THE STEWARDS OF CENTURIES OF LINEN TRADITION
Flax, the plant that linen comes from, is one of the most sustainable and oldest fibres used by humanity. Dyed flax fibres found in a cave in Southeastern Europe suggest the use of woven linen fabrics from wild flax may date back over 30,000 years. We know that linen was used in ancient civilisations, including Mesopotamia and ancient Egypt. It was brought to Western Europe through trade, and around the 13th century the region had become the world’s centre for the flax industry.
Back then, linen was retted and weaved in each household and was so widespread in use that we still see traces of its importance in our vocabulary today. In many countries, people refer to bedsheets as bed linen, because linen would be the fabric that sheets, as well as most clothing and house textiles, were made of.
We know all these stories because we sat down with Thomas, our partner at Libeco, to talk about soil, linen, tradition and environment for hours.
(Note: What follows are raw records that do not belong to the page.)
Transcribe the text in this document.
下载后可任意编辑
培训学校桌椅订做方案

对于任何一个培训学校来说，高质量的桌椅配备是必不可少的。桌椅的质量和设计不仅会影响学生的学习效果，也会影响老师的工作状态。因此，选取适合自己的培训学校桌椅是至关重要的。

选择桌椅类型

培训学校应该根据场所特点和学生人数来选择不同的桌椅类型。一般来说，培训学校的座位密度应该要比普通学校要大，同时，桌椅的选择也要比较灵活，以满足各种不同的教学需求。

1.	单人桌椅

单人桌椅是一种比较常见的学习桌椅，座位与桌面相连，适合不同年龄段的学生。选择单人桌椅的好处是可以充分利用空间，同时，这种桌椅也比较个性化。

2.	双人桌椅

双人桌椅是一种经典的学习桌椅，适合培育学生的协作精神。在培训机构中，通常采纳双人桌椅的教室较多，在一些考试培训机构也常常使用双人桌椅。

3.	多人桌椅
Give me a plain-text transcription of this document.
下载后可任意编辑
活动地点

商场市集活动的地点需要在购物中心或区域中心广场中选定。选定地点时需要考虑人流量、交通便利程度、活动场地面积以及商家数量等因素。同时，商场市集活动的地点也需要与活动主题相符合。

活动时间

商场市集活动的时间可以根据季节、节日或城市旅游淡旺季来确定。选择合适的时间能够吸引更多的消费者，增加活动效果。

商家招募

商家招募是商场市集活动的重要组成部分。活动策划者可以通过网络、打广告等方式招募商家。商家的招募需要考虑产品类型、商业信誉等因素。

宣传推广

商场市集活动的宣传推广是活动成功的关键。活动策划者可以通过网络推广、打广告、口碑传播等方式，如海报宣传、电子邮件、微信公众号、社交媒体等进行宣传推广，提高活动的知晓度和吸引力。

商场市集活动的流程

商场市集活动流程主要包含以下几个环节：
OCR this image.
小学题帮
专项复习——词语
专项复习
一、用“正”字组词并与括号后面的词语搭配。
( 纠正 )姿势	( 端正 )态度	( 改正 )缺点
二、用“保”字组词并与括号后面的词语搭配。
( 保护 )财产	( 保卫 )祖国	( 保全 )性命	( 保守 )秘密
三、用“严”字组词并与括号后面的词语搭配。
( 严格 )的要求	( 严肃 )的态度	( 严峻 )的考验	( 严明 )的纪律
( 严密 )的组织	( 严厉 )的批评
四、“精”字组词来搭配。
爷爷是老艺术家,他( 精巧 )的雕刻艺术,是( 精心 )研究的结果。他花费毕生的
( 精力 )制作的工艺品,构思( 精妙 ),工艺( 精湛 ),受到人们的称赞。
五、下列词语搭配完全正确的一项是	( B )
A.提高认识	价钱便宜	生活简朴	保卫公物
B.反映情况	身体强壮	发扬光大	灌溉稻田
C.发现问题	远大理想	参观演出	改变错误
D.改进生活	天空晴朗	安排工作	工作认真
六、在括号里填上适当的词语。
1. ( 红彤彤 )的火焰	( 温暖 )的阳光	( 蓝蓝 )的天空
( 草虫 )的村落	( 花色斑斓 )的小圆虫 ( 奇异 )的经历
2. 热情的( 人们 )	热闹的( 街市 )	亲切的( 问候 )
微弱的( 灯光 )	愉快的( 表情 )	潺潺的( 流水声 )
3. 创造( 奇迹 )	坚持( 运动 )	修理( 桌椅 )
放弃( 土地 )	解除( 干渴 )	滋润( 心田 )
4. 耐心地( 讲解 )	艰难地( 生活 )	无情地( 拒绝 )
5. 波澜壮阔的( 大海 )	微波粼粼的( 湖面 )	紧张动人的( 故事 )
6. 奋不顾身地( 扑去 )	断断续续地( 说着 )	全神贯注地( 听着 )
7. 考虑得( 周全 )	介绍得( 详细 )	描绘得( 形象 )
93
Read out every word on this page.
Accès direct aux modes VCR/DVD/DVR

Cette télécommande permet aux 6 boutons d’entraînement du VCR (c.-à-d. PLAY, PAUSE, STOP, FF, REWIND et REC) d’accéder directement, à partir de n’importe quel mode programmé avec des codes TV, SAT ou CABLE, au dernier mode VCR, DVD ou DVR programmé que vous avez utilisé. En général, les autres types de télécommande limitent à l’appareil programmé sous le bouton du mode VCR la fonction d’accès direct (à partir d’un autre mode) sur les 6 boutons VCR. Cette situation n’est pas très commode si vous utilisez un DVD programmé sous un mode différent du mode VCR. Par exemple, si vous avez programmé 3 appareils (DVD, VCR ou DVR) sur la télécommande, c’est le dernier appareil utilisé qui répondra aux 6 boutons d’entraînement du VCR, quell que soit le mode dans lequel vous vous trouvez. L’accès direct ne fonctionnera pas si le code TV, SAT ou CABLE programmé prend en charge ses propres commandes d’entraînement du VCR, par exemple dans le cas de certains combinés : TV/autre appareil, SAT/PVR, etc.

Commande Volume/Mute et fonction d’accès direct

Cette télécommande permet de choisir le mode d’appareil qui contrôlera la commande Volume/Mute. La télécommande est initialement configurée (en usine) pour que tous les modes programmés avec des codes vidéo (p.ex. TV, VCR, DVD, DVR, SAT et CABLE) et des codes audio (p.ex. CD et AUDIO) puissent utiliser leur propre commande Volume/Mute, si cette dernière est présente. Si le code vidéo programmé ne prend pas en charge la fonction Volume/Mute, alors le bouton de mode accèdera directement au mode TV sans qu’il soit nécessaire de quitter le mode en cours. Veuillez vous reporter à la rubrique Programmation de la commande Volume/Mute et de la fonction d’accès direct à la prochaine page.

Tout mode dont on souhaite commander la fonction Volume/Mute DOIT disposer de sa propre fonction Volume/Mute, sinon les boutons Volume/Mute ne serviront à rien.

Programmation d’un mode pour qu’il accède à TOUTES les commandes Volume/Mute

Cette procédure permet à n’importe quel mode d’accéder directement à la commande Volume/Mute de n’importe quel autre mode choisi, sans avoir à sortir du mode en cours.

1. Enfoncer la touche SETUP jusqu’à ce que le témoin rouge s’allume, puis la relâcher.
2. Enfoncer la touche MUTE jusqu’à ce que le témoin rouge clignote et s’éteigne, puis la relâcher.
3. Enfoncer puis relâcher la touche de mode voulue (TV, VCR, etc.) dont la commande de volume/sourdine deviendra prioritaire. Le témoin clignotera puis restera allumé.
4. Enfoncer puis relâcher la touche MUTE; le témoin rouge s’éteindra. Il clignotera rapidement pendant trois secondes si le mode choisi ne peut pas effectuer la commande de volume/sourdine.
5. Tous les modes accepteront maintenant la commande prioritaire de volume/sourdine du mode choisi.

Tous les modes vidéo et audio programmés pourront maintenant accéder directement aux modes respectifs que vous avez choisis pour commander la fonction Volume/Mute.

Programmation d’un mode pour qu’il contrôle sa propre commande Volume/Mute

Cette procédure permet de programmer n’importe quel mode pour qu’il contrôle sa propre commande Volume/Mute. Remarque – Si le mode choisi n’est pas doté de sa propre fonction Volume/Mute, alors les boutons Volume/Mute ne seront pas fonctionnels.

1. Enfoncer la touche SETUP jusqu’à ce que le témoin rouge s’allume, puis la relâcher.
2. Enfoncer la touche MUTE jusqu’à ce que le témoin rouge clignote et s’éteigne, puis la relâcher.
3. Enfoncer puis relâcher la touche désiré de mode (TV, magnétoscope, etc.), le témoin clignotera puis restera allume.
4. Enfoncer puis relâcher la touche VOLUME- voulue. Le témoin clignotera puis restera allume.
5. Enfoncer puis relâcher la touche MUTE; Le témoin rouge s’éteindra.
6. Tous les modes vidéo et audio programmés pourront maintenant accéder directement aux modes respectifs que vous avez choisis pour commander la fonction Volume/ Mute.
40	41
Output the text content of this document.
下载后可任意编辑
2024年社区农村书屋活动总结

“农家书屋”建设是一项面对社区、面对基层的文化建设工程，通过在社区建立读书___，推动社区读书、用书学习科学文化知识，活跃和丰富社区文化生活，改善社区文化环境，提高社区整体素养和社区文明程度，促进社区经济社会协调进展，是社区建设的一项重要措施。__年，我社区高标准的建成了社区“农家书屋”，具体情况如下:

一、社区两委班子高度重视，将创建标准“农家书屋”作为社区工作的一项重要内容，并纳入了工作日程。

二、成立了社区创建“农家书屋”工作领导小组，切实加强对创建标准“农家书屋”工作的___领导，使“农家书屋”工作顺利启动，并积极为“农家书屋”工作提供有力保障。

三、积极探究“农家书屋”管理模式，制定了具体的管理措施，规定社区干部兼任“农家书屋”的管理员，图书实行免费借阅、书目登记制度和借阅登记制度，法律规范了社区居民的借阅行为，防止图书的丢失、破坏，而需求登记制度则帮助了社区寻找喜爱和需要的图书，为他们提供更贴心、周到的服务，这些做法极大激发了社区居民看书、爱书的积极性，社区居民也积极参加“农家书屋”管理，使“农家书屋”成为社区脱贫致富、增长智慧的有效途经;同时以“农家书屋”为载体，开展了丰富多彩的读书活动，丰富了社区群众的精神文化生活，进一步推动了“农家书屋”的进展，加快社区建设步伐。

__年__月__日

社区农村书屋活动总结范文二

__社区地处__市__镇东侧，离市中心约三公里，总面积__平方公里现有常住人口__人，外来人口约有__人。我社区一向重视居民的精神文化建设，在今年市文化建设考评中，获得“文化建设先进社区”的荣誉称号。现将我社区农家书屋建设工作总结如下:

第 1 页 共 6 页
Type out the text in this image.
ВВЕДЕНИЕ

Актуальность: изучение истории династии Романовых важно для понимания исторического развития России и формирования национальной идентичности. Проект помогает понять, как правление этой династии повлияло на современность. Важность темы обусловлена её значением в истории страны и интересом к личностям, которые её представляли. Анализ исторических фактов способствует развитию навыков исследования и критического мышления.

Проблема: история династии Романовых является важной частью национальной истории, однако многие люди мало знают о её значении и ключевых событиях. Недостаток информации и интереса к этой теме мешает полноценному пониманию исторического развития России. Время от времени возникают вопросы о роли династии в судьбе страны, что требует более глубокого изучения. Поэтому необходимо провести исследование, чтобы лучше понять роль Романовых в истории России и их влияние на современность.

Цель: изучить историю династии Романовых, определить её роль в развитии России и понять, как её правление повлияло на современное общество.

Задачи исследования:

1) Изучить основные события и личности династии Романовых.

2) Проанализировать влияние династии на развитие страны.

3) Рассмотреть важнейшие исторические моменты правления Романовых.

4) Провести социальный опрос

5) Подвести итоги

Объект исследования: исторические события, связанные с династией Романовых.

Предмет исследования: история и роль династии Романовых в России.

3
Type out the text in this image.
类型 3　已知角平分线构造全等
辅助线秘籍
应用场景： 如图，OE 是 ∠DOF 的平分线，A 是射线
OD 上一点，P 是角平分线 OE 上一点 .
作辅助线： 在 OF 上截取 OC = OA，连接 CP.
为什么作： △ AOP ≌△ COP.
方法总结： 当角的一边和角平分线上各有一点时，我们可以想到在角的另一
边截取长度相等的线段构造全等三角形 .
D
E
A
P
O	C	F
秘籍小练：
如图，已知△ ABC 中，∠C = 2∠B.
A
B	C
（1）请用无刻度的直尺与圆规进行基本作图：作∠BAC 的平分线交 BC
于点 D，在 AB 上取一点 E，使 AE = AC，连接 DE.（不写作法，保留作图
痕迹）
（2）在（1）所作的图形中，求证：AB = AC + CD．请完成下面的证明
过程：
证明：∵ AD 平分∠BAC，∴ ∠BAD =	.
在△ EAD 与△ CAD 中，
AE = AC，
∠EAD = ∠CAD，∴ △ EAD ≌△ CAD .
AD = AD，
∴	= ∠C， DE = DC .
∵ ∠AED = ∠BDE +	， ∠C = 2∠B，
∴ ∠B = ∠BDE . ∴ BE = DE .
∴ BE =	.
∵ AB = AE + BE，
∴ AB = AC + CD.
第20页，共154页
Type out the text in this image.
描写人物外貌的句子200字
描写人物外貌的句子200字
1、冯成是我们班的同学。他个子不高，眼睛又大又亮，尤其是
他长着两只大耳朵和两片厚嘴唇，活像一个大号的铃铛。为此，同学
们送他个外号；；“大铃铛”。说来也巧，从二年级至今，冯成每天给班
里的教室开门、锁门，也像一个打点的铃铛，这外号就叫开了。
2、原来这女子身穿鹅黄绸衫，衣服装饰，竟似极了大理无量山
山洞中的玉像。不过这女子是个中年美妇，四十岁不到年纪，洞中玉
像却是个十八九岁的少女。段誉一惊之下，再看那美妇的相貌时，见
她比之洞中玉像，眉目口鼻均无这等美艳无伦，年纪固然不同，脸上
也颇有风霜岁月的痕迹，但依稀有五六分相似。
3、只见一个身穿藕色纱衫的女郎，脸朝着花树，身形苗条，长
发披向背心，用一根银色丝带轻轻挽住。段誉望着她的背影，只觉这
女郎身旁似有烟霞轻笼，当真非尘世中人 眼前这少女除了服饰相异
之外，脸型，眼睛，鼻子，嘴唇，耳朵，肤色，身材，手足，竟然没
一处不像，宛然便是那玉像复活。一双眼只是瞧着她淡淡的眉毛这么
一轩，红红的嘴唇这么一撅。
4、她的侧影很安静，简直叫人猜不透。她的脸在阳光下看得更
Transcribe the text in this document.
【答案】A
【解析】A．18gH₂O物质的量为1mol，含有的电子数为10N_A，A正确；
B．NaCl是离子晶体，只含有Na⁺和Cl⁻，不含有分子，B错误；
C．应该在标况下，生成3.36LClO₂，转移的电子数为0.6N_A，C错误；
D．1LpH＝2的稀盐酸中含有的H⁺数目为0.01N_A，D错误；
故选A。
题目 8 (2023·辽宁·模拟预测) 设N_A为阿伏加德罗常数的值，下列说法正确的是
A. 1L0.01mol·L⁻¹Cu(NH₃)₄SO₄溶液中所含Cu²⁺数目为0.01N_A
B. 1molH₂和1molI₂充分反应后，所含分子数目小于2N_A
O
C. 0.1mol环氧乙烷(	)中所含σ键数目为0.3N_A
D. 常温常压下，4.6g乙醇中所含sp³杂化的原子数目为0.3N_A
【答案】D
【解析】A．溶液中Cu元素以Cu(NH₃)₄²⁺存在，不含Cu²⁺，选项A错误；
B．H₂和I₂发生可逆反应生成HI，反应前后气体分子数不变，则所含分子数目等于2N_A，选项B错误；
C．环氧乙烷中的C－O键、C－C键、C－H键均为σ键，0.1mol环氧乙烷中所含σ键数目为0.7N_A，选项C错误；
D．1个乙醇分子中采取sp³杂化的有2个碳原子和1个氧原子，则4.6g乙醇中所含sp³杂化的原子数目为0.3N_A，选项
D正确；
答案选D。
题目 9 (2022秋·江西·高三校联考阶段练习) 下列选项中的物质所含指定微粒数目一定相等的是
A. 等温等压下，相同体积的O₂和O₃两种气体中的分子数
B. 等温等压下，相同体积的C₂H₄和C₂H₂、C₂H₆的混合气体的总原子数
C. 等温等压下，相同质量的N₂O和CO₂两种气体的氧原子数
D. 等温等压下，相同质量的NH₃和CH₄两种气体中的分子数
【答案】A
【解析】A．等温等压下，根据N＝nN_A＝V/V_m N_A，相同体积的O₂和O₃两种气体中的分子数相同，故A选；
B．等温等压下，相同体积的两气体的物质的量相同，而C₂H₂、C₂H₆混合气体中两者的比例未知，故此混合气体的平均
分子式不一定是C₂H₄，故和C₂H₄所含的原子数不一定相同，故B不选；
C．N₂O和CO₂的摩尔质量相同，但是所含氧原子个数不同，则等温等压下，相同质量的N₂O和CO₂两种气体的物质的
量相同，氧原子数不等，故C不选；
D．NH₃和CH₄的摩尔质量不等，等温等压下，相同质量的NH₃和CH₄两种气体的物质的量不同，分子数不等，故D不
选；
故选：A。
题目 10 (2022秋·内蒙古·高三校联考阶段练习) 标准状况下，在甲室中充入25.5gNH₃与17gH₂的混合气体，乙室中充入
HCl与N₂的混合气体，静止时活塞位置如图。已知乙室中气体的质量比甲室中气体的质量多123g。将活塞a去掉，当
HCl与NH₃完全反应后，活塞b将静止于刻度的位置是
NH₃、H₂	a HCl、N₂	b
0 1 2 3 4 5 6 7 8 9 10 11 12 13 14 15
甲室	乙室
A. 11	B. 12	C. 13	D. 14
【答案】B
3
Libeco has a long and proud story. They were founded in 1858, more than 150 years ago, in the city of Kortrijk, in the West of Belgium. Still a family owned business – now led by the 5th generation – they have since grown to be worldwide synonym with the highest quality linen, but their craft has continued to put environment and soil first.
The flax plant grows best in the north of France, in Belgium and the Netherlands. This region’s rich soil and mild North Sea climate, where sun and rain alternate, are ideal for growing a fibre that is known worldwide for its quality. In 2018, about 136,000 acres of flax was sown in Belgium, France and the Netherlands, which represented 80% of the worldwide flax production.
Libeco understood soon that their business relied on responsible soil stewardship. A natural raw material like required a sustainable strategy, and the company could have a role in pioneering sustainable milling models across Europe.
Libeco works with flax farmers, spinners and finishers to create the highest possible added value with the smallest possible ecological footprint. Flax is a naturally sustainable plant – it requires almost no water to grow, no pesticides and any parts of the plant that are not used for textile fibre go to the production of other products, such as food, paper or insulation material.
THOMAS INSPECTING A LINEN SAMPLE
Leaving their headquarters, located not too far away from their initial mill in Kortrijk, we drove past huge signs displaying their commitment to sustainability and showing their carbon neutral badge, which they earned in 2014. We thought about how the company has mastered the balance between tradition and innovation. Reliving the tour that Thomas had just taken us on through their factory plant, where hundreds of people work in perfect coordination supervise in excellent coordination to control every step of the production process, making sure that their fabrics remain leaders in quality. Their philosophy and values resonated more deeply than ever with us – innovating to support the traditions and heritage that can help us redesign a fairer future, where markets respect planetary boundaries.